The ports for RDP on Windows Servers and SSH for Linux are close to guaranteed to attempted to be hacked if you put a server with these protocols publicly exposed.
So all design recommendations have always been not to add these protocols on public IPs. However, regardless of how you plan and design sooner or later you get a solution that would require you to expose them. Until recently the only way to secure this on Azure was to limit the address ranges that were allowed to connect, which of course made the solutions less flexible.
Now Azure has introduced a solution called Bastion which may be the answer to how to secure this traffic. The solution has some limitations and may require some effort to add it to your network.

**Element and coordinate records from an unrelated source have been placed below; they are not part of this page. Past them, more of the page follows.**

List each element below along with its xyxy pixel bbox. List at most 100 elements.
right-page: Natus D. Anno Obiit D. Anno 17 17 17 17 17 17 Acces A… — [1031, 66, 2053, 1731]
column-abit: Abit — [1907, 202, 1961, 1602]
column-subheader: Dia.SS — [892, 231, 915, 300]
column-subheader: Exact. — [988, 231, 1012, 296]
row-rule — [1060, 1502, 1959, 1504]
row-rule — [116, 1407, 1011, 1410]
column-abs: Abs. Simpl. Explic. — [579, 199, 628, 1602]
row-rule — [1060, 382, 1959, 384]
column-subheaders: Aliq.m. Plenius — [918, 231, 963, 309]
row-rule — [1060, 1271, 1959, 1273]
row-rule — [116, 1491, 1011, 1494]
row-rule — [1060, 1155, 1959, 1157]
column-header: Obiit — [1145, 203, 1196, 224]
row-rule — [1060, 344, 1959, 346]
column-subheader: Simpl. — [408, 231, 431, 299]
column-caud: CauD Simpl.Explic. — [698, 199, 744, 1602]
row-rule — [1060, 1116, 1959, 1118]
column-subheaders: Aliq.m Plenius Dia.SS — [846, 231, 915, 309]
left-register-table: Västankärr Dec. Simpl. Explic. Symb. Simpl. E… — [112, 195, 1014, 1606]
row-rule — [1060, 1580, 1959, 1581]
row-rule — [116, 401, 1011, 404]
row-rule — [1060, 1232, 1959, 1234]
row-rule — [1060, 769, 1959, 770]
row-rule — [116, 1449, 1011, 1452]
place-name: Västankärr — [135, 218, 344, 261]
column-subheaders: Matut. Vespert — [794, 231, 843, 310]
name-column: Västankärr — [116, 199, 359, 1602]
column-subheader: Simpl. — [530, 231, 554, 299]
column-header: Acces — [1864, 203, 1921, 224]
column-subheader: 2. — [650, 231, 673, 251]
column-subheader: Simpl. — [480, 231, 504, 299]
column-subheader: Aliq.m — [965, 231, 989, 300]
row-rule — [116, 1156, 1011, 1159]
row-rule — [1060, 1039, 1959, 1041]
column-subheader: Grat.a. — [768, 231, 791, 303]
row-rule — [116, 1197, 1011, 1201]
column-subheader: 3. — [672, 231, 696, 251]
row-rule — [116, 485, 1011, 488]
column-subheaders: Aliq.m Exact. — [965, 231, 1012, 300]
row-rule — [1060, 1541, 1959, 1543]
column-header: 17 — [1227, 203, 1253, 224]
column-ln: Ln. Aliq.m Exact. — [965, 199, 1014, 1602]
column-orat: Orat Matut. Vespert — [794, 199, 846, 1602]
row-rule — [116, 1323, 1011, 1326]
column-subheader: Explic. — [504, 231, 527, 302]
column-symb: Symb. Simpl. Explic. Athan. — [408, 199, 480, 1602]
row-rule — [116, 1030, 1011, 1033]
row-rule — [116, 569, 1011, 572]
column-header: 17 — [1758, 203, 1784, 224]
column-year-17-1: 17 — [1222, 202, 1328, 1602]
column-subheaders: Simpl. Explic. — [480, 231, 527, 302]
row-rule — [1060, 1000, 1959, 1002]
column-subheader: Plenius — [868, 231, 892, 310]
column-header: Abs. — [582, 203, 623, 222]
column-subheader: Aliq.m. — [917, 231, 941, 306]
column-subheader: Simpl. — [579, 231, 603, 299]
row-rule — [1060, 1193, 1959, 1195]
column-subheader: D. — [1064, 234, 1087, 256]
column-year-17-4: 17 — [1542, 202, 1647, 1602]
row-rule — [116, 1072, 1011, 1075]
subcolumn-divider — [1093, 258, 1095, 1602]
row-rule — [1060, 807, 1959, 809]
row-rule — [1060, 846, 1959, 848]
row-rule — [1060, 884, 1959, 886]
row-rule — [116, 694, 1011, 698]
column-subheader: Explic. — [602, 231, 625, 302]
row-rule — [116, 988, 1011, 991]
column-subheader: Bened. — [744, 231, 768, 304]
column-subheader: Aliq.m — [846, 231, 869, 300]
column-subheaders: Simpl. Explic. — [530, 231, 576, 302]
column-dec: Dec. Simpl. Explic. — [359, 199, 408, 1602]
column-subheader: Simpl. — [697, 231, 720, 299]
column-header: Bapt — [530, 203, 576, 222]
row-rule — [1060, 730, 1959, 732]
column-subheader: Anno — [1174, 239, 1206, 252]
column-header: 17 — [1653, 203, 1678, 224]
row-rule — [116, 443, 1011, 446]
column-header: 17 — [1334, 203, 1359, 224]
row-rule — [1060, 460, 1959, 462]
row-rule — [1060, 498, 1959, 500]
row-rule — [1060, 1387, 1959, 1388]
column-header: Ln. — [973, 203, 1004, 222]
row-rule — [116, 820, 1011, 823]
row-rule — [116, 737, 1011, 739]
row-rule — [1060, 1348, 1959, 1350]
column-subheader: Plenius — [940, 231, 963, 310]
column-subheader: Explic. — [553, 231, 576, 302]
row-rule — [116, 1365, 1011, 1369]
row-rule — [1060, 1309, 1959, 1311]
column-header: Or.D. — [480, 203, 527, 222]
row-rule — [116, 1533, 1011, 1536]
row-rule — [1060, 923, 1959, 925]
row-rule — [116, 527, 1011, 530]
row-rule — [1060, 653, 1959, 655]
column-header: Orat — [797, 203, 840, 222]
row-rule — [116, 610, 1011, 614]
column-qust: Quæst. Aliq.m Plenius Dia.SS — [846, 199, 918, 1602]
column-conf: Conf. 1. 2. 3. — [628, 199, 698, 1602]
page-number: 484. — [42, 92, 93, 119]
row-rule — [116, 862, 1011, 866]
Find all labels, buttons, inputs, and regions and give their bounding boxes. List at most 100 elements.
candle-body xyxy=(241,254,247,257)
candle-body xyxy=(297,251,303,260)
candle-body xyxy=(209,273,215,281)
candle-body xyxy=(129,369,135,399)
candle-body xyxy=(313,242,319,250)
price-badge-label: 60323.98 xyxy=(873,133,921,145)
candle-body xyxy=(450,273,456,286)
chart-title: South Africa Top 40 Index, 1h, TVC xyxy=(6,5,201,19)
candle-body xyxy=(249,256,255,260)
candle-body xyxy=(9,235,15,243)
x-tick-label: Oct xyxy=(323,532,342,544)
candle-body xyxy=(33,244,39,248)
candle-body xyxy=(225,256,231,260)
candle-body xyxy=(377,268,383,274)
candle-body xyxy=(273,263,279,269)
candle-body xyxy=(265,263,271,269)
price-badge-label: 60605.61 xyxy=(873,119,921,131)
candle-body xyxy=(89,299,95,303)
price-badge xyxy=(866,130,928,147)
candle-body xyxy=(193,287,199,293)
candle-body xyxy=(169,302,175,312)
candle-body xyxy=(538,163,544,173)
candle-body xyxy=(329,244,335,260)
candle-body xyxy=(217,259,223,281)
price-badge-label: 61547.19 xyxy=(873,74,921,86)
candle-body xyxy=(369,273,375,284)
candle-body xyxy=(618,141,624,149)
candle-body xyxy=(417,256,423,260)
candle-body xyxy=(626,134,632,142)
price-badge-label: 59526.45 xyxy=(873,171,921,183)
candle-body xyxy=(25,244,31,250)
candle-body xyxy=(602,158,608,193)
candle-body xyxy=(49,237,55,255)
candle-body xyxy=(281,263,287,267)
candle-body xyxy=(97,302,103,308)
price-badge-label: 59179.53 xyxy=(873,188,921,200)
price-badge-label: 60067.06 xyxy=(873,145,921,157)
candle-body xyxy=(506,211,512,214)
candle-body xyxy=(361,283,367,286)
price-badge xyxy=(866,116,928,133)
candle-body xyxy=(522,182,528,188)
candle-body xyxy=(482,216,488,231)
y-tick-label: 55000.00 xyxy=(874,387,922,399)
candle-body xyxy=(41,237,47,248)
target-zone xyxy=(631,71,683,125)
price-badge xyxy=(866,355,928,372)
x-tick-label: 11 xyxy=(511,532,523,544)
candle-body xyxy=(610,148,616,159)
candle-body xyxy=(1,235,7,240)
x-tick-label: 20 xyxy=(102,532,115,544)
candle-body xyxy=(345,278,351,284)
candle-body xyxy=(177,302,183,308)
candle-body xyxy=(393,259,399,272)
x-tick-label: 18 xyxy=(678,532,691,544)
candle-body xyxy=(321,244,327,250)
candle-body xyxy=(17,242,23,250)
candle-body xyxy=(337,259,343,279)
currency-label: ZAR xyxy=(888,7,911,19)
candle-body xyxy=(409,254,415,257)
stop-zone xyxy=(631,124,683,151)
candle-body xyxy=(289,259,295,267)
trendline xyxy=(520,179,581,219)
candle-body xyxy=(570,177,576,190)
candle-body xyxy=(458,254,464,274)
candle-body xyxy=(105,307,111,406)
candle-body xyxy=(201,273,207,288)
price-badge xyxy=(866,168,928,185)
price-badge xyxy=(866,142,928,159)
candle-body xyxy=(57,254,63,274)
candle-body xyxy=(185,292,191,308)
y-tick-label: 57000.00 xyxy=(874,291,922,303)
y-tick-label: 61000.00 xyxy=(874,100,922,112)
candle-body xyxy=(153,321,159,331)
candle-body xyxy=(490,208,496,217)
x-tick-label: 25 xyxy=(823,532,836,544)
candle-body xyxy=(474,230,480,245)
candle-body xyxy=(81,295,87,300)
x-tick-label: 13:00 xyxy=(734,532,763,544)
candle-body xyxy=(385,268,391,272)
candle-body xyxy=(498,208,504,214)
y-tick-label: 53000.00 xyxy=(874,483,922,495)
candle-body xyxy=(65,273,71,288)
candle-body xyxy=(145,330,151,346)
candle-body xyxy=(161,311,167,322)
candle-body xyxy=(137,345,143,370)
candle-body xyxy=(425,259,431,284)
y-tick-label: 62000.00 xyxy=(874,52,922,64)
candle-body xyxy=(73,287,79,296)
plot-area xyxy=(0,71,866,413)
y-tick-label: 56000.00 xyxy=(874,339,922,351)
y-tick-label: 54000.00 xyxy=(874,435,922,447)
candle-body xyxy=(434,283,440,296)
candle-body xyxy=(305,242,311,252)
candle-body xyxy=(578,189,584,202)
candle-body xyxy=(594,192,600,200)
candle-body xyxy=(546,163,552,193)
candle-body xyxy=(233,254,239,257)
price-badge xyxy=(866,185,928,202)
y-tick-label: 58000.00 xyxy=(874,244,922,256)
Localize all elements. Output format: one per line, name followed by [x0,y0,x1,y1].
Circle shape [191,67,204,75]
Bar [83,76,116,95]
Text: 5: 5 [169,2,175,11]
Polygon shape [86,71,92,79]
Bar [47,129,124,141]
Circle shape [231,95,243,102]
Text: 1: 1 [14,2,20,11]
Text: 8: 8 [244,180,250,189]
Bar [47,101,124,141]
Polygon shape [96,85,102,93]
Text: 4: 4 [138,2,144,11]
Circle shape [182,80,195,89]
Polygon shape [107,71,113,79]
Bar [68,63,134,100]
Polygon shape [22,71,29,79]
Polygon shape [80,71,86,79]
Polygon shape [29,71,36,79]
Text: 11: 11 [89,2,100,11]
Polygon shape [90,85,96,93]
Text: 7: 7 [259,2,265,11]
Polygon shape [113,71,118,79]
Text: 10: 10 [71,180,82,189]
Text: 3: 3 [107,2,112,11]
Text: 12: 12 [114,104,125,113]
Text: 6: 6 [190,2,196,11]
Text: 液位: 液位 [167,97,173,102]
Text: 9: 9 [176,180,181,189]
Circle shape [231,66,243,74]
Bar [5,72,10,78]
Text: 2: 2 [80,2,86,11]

One of them is that one Bastion can only be connected to one VNET. If your heavy on VNET separation you will have to have multiple instances of Bastion.
If you have the separation of systems based upon subnets you will find that you get more usage out of each of the Bastion instances.
The best use case I see for the Bastion solution is only for those solutions that are standalone, where the admins need to have an RDP or SSH connection to reach into the solution.
The user connects to the Azure portal when connecting to the Virtual Machine, the instance creates an SSL connection to the destination server and streams the view to the browser window utilizing HTML5. The connecting user needs Read rights to VM, the VMs NIC, and on the Bastion instance.
For the general cloud environment that is connected to your on-premises data center, I would recommend only allowing management RDP requests coming from hosts that are within management networks in the private data center and not expose this traffic to the internet at all.